Too much flour or cookie dough is too dry
If you overshoot the flour and add too much to a cookie dough, the dough may end up so dry that the melting butter in the heat in the oven isn't enough to get the cookies to spread.
You might also have trouble scooping the dough if you add too much flour because there aren't enough binding ingredients to hold the dough together.
How to control and prevent cookie spread in the oven
There are small changes in your technique and your recipe that you can make today to control the spread of your next batch of cookies in the oven.
- Incorporate less air in the cookie dough: air pockets will expand when the cookie dough bakes, which will lead to spread. Incorporate less air will lead to a more stable cookie dough that spreads less. Save all that whipping for when you make a warm milk sponge cake or other fluffy baked goods.
- Use a little less sugar in the cookie dough: sugar actually promotes spread because it's hygroscopic, meaning it absorbs humidity and water. When sugar liquifies, the dough will become softer, leading to cookie dough spread when baked. Sometimes using just a little less sugar in a recipe can help with spread.

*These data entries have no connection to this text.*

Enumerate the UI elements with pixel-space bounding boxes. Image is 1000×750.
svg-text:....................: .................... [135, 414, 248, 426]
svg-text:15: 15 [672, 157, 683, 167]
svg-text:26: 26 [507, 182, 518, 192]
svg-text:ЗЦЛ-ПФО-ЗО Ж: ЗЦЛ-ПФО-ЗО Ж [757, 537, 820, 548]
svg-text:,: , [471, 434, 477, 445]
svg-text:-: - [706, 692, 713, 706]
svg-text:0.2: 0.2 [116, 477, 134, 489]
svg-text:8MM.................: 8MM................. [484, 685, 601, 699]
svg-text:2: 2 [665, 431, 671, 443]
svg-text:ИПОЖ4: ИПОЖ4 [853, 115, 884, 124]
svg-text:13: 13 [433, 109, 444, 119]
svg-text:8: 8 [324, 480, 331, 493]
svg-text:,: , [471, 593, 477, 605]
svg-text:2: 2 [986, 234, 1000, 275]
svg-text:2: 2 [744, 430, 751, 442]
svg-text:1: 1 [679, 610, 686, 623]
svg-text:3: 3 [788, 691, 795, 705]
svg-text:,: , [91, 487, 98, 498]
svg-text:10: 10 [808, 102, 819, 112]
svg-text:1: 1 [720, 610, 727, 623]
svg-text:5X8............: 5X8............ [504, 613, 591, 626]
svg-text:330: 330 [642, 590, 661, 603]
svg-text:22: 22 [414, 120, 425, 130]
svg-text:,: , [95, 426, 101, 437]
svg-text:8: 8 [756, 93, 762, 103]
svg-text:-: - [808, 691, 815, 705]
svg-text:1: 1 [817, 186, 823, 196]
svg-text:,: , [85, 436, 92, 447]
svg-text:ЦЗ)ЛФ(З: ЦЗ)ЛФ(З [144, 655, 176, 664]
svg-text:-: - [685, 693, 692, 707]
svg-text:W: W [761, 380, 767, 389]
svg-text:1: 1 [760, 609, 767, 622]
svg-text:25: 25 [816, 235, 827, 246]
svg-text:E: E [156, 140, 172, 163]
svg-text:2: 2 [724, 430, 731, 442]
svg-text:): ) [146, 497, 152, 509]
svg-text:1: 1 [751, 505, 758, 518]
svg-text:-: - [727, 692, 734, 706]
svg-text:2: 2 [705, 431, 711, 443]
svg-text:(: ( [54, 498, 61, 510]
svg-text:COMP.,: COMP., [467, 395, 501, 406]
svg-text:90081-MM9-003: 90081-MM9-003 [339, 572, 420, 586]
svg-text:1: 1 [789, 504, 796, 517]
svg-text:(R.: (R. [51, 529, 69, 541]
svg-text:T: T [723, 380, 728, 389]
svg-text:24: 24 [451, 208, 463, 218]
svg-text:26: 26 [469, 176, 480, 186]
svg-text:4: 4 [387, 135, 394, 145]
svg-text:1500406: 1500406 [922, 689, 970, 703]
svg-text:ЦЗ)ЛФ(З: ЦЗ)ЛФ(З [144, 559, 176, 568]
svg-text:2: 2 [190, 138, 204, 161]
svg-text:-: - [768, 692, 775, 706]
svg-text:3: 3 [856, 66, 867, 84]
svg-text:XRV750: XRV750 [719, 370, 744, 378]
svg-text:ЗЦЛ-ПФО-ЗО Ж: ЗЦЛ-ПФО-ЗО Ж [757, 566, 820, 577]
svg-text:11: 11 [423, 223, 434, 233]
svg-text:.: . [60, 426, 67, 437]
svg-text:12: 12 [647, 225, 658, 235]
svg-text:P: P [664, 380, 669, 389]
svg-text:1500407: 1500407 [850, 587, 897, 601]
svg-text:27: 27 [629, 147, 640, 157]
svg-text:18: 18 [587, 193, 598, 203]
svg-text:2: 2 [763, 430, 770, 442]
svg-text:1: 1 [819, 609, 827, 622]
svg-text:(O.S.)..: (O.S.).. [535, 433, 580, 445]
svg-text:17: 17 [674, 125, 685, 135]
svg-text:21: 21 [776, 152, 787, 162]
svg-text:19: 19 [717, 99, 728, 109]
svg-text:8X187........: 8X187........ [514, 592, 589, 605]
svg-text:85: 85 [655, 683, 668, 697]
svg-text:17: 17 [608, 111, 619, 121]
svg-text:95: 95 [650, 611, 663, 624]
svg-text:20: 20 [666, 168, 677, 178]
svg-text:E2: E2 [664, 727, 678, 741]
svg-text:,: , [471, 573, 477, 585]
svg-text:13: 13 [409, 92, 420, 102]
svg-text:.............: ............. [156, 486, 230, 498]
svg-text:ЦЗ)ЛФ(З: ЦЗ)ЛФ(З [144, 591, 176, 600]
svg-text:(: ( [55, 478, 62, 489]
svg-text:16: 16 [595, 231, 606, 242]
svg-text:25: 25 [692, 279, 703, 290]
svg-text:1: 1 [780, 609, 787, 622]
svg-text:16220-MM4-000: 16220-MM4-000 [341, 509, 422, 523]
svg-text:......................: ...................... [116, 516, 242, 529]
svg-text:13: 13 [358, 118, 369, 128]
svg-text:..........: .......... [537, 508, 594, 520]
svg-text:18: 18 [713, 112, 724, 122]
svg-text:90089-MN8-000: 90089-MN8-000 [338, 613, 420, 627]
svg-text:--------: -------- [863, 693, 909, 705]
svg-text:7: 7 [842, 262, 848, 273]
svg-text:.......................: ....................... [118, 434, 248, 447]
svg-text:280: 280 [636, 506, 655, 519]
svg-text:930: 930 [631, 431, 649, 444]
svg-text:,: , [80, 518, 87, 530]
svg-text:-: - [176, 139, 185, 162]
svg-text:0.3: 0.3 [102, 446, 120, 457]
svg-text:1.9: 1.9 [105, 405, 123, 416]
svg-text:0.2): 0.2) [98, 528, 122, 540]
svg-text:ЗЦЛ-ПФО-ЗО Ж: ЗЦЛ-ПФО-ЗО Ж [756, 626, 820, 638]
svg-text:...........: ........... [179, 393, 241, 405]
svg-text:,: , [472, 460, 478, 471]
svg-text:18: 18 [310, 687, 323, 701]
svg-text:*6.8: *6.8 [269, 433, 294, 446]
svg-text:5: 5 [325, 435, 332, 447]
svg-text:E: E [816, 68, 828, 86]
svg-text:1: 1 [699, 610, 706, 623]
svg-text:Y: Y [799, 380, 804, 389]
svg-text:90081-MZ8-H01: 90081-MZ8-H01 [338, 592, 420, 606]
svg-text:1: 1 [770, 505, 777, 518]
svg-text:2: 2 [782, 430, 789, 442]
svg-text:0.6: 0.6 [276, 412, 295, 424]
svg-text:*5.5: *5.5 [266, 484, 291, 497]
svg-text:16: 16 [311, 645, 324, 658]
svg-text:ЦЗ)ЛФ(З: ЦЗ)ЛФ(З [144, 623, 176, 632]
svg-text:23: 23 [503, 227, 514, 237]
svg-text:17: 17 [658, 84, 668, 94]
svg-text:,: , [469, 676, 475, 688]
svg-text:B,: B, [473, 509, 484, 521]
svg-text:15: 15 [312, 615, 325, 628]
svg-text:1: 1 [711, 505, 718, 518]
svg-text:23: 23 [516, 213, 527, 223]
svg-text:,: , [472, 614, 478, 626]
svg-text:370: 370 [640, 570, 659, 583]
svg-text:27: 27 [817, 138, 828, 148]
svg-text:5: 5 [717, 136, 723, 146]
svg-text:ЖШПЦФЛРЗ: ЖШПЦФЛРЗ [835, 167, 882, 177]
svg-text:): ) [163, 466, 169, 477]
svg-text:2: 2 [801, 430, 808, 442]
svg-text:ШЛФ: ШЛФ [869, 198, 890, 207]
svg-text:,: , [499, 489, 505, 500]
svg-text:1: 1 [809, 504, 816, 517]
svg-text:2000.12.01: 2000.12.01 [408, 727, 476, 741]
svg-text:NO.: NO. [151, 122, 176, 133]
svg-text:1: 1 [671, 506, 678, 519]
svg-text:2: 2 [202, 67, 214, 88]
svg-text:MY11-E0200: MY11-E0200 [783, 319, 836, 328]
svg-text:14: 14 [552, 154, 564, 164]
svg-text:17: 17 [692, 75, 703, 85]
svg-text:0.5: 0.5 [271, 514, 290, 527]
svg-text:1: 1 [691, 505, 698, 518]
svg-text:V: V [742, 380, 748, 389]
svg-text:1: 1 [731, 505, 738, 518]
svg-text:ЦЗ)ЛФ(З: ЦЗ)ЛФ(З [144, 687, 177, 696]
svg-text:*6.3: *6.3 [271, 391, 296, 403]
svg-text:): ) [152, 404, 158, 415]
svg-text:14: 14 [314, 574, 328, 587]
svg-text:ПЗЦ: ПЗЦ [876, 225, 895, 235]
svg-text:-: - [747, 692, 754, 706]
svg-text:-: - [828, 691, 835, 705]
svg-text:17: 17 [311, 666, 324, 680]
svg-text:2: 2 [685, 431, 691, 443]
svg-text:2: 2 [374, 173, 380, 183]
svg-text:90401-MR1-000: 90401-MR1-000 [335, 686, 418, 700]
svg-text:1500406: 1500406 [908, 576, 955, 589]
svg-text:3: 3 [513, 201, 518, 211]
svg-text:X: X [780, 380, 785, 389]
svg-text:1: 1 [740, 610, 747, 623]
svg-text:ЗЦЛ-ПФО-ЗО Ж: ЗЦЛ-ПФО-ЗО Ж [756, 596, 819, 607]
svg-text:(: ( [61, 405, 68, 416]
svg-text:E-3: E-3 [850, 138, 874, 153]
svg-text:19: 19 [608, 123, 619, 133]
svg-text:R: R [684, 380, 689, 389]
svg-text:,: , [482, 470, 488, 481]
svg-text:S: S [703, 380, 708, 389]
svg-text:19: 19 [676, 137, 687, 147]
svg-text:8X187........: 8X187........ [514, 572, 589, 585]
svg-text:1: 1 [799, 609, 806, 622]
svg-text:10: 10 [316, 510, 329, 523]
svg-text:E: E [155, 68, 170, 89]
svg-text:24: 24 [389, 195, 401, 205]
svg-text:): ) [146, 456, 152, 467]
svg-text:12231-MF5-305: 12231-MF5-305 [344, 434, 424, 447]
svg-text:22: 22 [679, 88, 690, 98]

- On that note, remember to properly measure out baking ingredients, preferably using a kitchen scale!
- Consider baking with a fat that has a higher melting point, or combining butter and shortening to get the best of both worlds: good flavour and higher melting point
- Adjust chemical leaveners in your recipe to control how much (or how little) cookies spread when baked.
- Add more flour to a cookie recipe to reduce spreading: if your cookie dough is too soft, too buttery, or too wet, it's likely your cookies will spread when they bake. I tend to add a little more flour in my chewy chocolate chip cookies to reduce spreading because I prefer thick, chewy chocolate chip cookies. Want a thinner cookie? Add less flour.
- Chill the cookie dough well: cold cookie dough means the butter in the dough is cold, solid and hard. It takes more energy to melt the butter when it's cold, than when the cookie dough (and the butter) is at room temperature. Cold dough will take longer to spread in the oven, which means the surface of the cookie may set and dry out faster than the dough spreads, leading to a tighter, rounder cookie that is thicker. This is true for rolled cookies that are cut out with cookie cutters and pie dough as well!
- Bake cookies at a higher temperature and they will spread less
Sometimes you want a cookie to spread and sometimes you don't. Take the time to analyze your recipes so that you can predict the results and troubleshoot when your cookies don't turn out the way you want them to.
To prevent cookies from spreading you have options, like baking at a higher temperature, chilling the cookie dough thoroughly, increasing the amount of flour in the recipe, reducing the sugar slightly, playing with the amount of egg in the recipe, changing the fat used, and many more!